Muitas vezes são chamados de loucos ou coitados! Seus críticos, em suas soberbas ignorâncias, não percebem o quão podem ser altivos e orgulhosos estes loucos e coitados que sabem que todos os direitos foram e são conquistados através da constante luta no dia a dia de suas existências.
Pois é! Ledo engano pensarem os senhores da escuridão que do simples temor nascerá uma nova era de prosperidade! Maquiavel já ensinava que “nunca foi sensata a decisão de causar desespero nos homens, pois quem não espera o bem não teme o mal” e assim tem sido ao longo da história da humanidade.
Os comandos destas legiões do mal também olvidam, coitados, que “são passageiros tanto o louvor quanto o louvado” e passam a se comportar como deuses egípcios: se imaginam intocáveis, invencíveis e inatingíveis. Afinal de contas, insano leviatã, não somos instrumentos de tua paz... Somos instrumento de tua arrogância, de tua prepotência, da tua ignorância!
A paz... Bem, esta a temos dentro de nós mesmos, no aconchego de nossas almas e no abraço fraterno de nossas famílias e dos nossos amigos.
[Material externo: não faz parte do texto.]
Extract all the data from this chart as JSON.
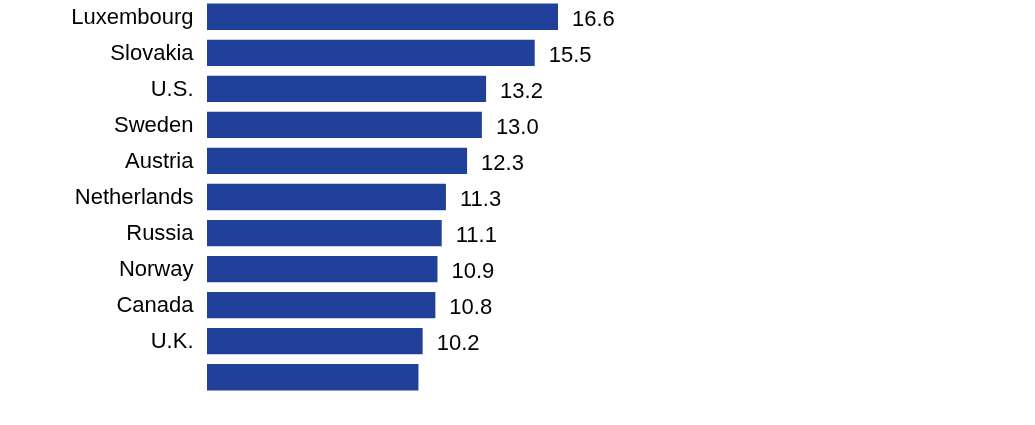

Creio que Lincoln estava certo quando afirmou certa feita que “Deus deve amar os homens medíocres. Fez vários deles”.
Não importa, pois é uma verdade insofismável a noção de que não existem fracos ou fortes... Somos todos filhos da mesma essência.
Assim é a vida! Os que pensam que ganharam e os que sabem que não perderam! Um fluir constante resvalando sempre na eterna luta entre o bem e o mal, entre o certo e o errado, guerra e paz, arrogância e inteligência... Já dizia Cícero que “os homens são como os vinhos: a idade azeda os maus e apura os bons”.